Indian outsourcer sets its sights on Whitehall and its "hugely inefficient" suppliers
Written by Jo Best, Contributor

Indian outsourcer sets its sights on Whitehall and its "hugely inefficient" suppliers

Against a backdrop of cost-cutting and squeezed profits in the UK public sector, Indian outsourcer HCL has revealed it will be going after an even bigger slice of the government pie.

Its CEO Vineet Nayar told journalists at its headquarters in Delhi today that the company will be targeting the UK public sector "very aggressively".

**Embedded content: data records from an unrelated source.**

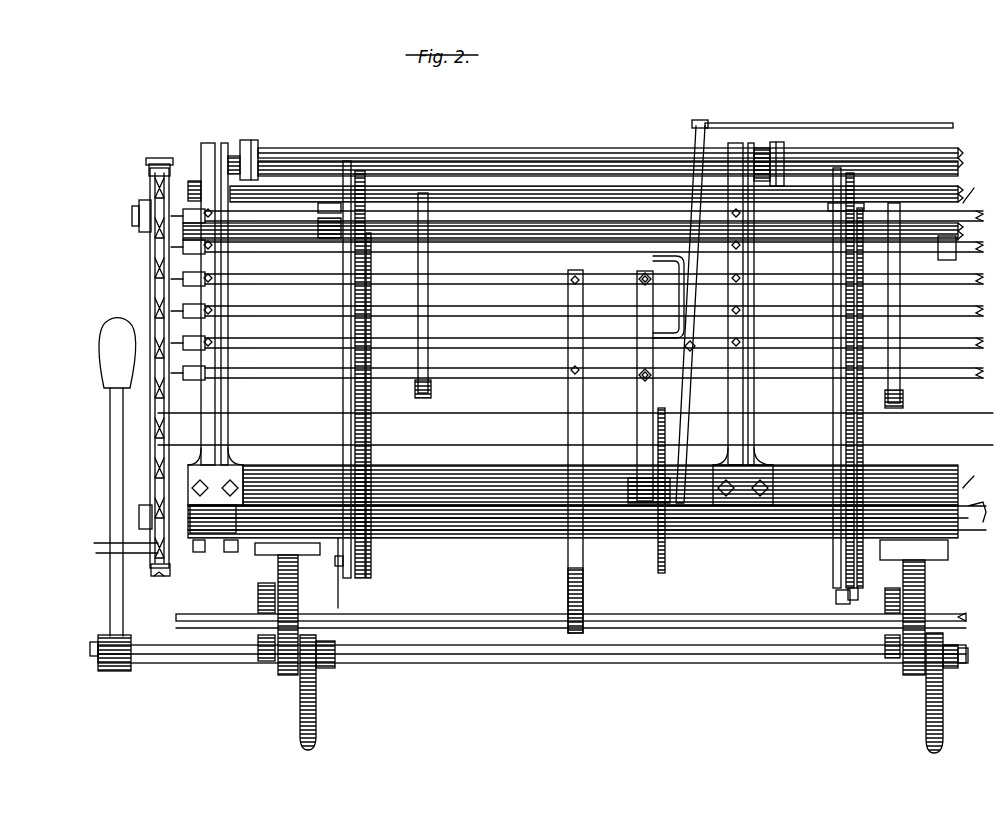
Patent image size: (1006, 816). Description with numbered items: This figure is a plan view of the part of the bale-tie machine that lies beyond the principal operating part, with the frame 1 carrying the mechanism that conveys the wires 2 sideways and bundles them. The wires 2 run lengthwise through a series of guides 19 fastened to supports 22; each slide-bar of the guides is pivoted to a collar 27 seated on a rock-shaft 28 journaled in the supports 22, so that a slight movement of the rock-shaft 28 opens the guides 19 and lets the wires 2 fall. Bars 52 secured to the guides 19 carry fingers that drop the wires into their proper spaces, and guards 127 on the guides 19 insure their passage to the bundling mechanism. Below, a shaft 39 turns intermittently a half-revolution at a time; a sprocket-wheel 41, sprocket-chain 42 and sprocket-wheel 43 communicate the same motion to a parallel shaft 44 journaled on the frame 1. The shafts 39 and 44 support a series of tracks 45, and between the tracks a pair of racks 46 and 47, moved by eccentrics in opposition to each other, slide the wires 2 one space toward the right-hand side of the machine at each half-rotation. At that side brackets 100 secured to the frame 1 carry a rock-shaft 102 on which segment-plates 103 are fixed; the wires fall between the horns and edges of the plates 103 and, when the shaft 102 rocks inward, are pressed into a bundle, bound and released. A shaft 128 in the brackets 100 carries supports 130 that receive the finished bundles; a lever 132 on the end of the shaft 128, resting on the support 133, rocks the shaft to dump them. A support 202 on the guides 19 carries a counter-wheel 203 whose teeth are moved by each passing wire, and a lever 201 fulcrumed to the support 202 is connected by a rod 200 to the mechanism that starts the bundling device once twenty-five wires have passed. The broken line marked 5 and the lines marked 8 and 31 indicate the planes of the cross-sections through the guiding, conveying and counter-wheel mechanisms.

The frame 1 is at (974, 341).
The wires 2 is at (980, 410).
The section line 5 5 is at (300, 760).
The section line 8 8 is at (396, 550).
The guides 19 is at (962, 208).
The supports 22 is at (202, 135).
The collar 27 is at (240, 132).
The rock-shaft 28 is at (560, 148).
The section line 31 31 is at (702, 580).
The shaft 39 is at (130, 204).
The sprocket-wheel 41 is at (150, 160).
The sprocket-chain 42 is at (145, 286).
The sprocket-wheel 43 is at (156, 568).
The shaft 44 is at (132, 505).
The tracks 45 is at (340, 552).
The rack 46 is at (845, 600).
The rack 47 is at (342, 153).
The bars 52 is at (418, 316).
The brackets 100 is at (286, 582).
The rock-shaft 102 is at (970, 604).
The segment-plates 103 is at (232, 656).
The guards 127 is at (572, 568).
The shaft 128 is at (665, 660).
The supports 130 is at (300, 700).
The lever 132 is at (120, 535).
The support 133 is at (100, 547).
The rod 200 is at (904, 118).
The lever 201 is at (688, 128).
The support 202 is at (628, 386).
The counter-wheel 203 is at (650, 546).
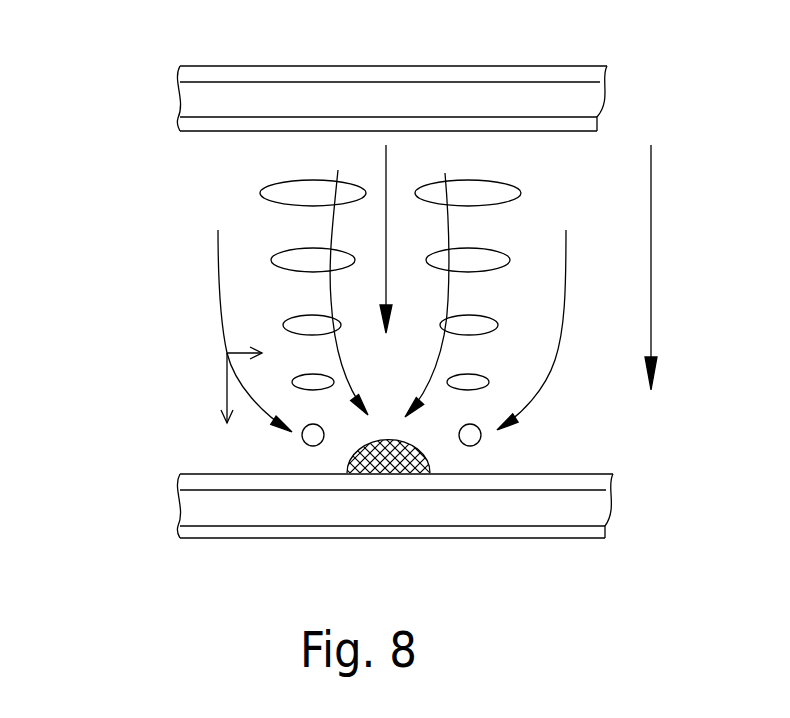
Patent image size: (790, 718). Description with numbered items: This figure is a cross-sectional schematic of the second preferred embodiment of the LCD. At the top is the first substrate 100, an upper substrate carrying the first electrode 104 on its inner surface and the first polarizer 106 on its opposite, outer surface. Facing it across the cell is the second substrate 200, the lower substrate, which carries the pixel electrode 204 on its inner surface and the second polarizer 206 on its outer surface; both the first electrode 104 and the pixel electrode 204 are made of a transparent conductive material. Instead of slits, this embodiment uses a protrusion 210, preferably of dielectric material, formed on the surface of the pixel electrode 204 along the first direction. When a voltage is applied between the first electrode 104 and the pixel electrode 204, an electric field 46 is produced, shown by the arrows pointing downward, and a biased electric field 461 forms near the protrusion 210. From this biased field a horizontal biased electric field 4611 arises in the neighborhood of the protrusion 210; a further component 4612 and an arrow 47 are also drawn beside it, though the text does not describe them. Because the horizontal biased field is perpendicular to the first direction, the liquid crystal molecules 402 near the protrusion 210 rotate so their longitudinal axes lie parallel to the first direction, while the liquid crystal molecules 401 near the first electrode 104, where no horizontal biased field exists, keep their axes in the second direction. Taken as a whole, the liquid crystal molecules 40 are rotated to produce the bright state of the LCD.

The first substrate 100 is at (198, 103).
The first polarizer 106 is at (200, 77).
The first electrode 104 is at (197, 126).
The second substrate 200 is at (200, 510).
The pixel electrode 204 is at (203, 483).
The second polarizer 206 is at (200, 532).
The protrusion 210 is at (427, 470).
The liquid crystal molecules 40 is at (277, 190).
The liquid crystal molecules 401 is at (487, 188).
The liquid crystal molecules 402 is at (481, 441).
The electric field 46 is at (389, 281).
The biased electric field 461 is at (278, 444).
The horizontal biased electric field 4611 is at (277, 357).
The flow component 4612 is at (220, 331).
The pressing direction 47 is at (658, 287).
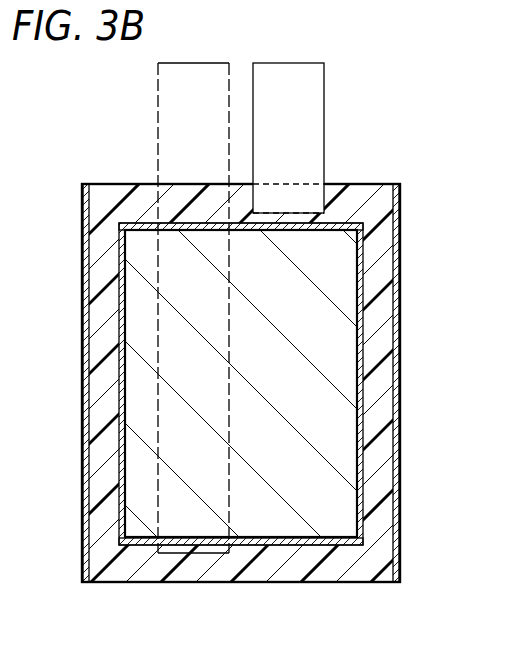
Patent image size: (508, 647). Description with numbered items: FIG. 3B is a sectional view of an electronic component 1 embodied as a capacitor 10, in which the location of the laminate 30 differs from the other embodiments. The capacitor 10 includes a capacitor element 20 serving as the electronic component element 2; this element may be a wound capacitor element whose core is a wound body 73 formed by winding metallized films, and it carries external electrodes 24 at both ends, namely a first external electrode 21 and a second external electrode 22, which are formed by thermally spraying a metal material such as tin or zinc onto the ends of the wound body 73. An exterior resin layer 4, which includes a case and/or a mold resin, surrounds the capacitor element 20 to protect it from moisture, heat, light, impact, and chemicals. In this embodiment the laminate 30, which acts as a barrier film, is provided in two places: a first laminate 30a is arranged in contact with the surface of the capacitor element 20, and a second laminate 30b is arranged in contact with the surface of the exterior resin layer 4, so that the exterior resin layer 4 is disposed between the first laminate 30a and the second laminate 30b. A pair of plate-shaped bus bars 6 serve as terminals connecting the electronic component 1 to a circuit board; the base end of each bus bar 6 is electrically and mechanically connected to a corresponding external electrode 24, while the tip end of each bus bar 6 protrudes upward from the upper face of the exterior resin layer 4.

The electronic component 1 is at (73, 510).
The capacitor 10 is at (200, 383).
The electronic component element 2 is at (254, 323).
The capacitor element 20 is at (254, 323).
The exterior resin layer 4 is at (333, 482).
The bus bar 6 is at (172, 113).
The first external electrode 21 is at (273, 388).
The second external electrode 22 is at (273, 388).
The external electrode 24 is at (335, 223).
The laminate 30 is at (277, 383).
The first laminate 30a is at (360, 387).
The second laminate 30b is at (400, 263).
The wound body 73 is at (337, 332).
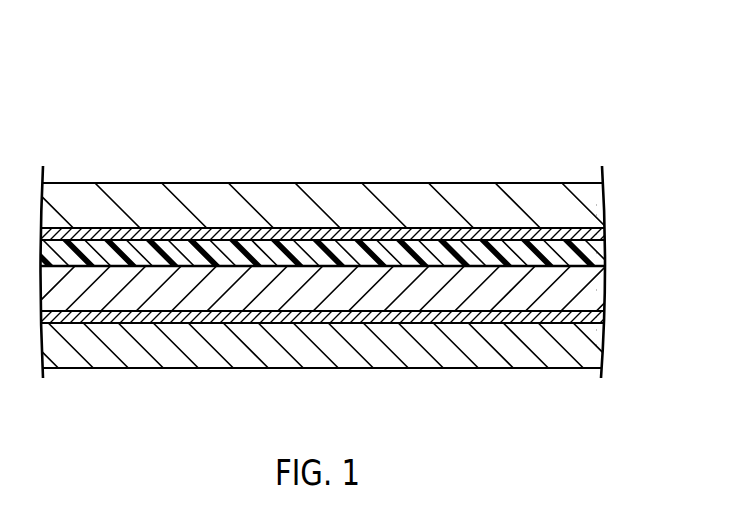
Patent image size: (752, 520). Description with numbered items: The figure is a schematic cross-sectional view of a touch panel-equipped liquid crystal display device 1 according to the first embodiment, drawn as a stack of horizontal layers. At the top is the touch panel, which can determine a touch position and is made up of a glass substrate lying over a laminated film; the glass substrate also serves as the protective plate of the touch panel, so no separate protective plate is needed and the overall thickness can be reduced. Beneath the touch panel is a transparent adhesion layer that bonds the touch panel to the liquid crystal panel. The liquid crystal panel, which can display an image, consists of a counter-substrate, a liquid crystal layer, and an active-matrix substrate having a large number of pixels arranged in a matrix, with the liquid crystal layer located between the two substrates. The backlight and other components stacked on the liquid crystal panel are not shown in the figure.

The touch panel-equipped liquid crystal display device 1 is at (626, 83).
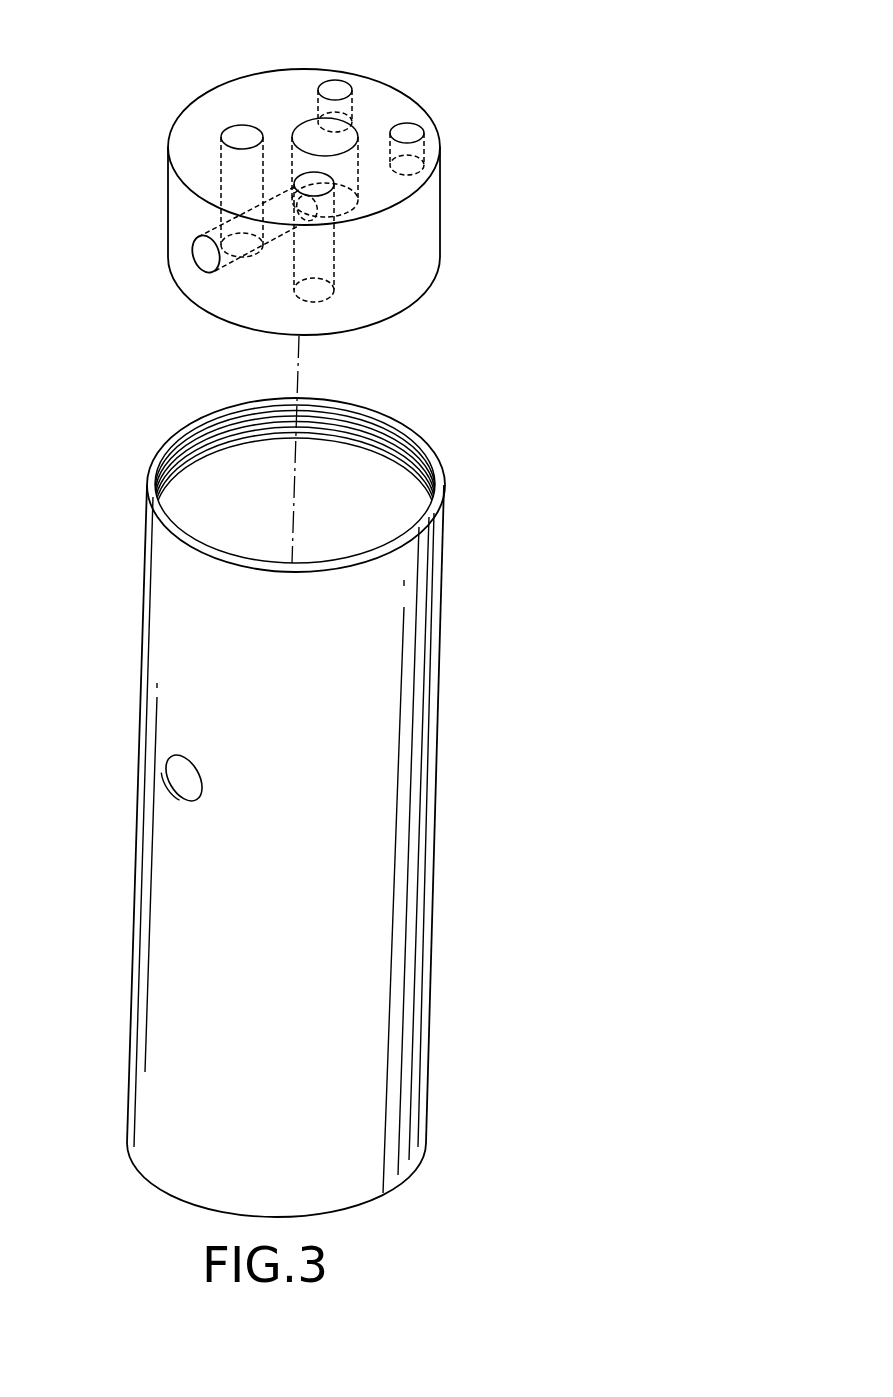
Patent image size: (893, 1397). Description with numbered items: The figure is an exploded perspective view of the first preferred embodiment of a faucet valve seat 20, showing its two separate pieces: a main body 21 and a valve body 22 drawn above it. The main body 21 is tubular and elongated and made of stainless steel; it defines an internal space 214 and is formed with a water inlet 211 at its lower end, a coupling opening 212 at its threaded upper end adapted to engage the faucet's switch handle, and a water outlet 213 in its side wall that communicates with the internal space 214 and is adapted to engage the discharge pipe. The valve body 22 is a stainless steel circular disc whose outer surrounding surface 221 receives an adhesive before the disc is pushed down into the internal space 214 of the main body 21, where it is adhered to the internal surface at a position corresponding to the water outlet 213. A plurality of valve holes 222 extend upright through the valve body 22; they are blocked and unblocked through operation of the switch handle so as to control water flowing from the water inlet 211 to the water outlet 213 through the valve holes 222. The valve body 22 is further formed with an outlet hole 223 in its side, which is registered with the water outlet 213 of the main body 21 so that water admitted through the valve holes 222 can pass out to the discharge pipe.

The faucet valve seat 20 is at (481, 762).
The main body 21 is at (405, 650).
The water inlet 211 is at (382, 1193).
The coupling opening 212 is at (410, 443).
The water outlet 213 is at (187, 775).
The internal space 214 is at (263, 537).
The valve body 22 is at (390, 97).
The outer surrounding surface 221 is at (422, 255).
The valve holes 222 is at (314, 176).
The outlet hole 223 is at (207, 252).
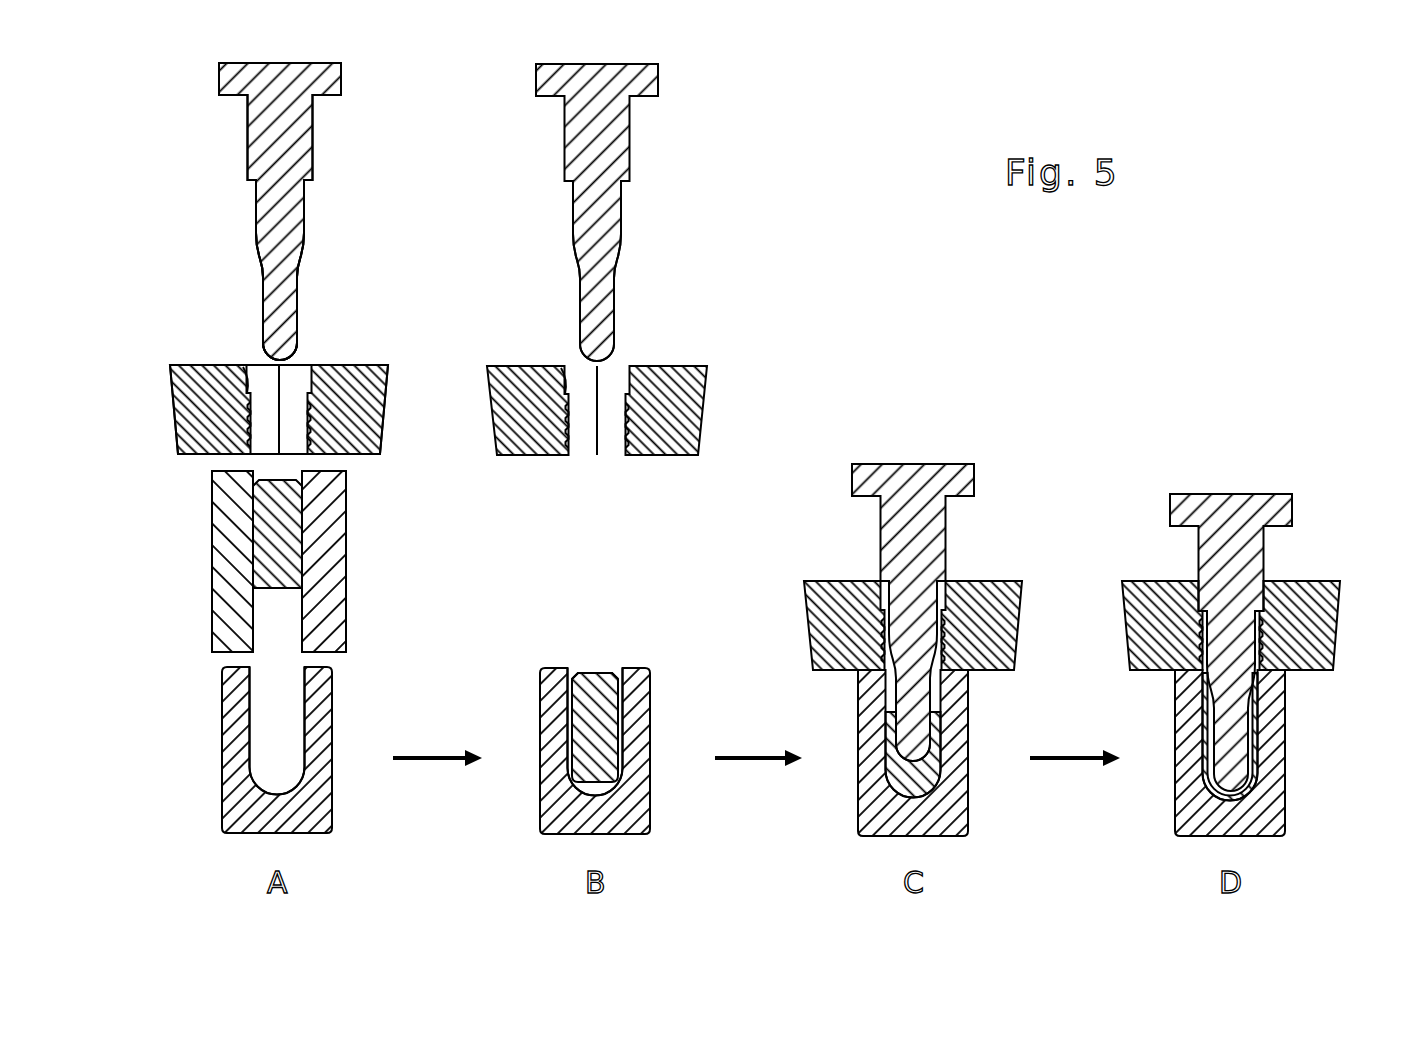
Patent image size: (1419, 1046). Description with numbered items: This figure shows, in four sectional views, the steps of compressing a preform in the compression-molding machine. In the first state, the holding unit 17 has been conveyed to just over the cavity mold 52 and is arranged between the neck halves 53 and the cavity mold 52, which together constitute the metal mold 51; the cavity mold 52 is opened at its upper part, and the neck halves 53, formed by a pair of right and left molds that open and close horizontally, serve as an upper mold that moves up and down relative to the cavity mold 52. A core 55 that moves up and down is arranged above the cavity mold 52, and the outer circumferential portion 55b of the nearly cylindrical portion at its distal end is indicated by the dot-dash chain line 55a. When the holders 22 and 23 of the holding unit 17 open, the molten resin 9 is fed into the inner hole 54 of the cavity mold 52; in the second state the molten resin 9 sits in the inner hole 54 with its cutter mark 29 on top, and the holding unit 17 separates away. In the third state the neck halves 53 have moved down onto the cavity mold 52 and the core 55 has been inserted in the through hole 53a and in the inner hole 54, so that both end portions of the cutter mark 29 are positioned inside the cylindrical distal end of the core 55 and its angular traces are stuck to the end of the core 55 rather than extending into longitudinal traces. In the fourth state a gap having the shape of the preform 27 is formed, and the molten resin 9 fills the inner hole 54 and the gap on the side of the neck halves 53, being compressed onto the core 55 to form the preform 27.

The metal mold 51 is at (214, 214).
The core 55 is at (305, 130).
The dot-dash chain line 55a is at (228, 316).
The outer circumferential portion 55b is at (297, 303).
The neck halves 53 is at (380, 405).
The through hole 53a is at (248, 386).
The cavity mold 52 is at (320, 800).
The inner hole 54 is at (290, 718).
The holding unit 17 is at (189, 547).
The holder 22 is at (220, 598).
The holder 23 is at (335, 592).
The molten resin 9 is at (295, 512).
The cutter mark 29 is at (595, 672).
The preform 27 is at (1252, 735).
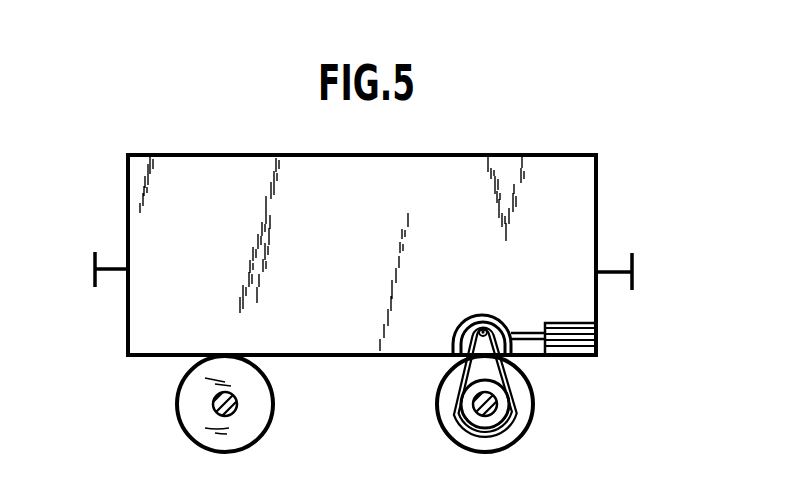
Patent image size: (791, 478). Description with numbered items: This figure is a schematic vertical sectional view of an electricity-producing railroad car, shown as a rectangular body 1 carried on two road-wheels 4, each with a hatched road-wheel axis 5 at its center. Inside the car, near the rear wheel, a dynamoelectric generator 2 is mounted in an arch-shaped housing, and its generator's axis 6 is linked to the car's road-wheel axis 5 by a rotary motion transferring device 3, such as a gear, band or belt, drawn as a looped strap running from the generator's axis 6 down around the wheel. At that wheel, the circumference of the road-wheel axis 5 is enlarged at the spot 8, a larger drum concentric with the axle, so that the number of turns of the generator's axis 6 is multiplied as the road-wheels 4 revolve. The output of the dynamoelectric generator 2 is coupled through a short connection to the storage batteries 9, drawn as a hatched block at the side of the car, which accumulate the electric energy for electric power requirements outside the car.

The car body 1 is at (369, 154).
The dynamoelectric generator 2 is at (496, 316).
The rotary motion transferring device 3 is at (512, 364).
The road-wheels 4 is at (177, 404).
The road-wheel axis 5 is at (237, 401).
The generator's axis 6 is at (477, 316).
The enlarged spot of the road-wheel axis 8 is at (497, 417).
The storage batteries 9 is at (592, 335).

Nayar's comments come despite the government's recent moves to slash the amount it spends with some of its biggest suppliers: in July this year, Cabinet Office minister Francis Maude met with 19 of the largest public sector vendors, including IT companies Accenture, Atos Origin and Capgemini, to ask them to cut their profits on public sector deals by £800m.

HCL wants more public sector contracts

India's fourth-largest IT business, HCL, is aiming for a greater role in the public sector
(Photo credit: Shutterstock)

Nayar welcomed the move, claiming that public sector contracts today are wasteful.

Public sector "outsourcing contracts are inefficient", he said. "They have to be measured against global benchmarks and open to more people... You cannot take from citizens and give to companies that are hugely inefficient."

Whitehall is already on its own mission to tackle inefficiency, with last week's government comprehensive spending review aiming to trim the amount being spent on public sector IT by more than £1bn.

However, the cuts have led to fears that the drive towards cost-cutting could see innovative vendors shut out from public sector contracts.

But HCL's CEO insisted the cost-cutting doesn't have to come at the expense of innovation: "It's not about cost arbitrage, it's not about moving jobs from the UK to India - it's about innovation... and innovation will come from the use of technology," he said.

And despite the public sector cost-cutting agenda, Nayar said any UK government work undertaken by HCL could be carried out onshore, rather than in lower-cost offshore locations such as India.

"We will be happy to deliver 100 per cent of services from the UK," he said.

The UK government's own attitude to offshoring meanwhile has seen something of a thaw - in March, the HMRC began an 18-month pilot project to assess whether the department should carry out more IT work offshore, while the CIO Council earlier this year pledged to investigate whether development work "across government" could be carried out from lower-cost locations.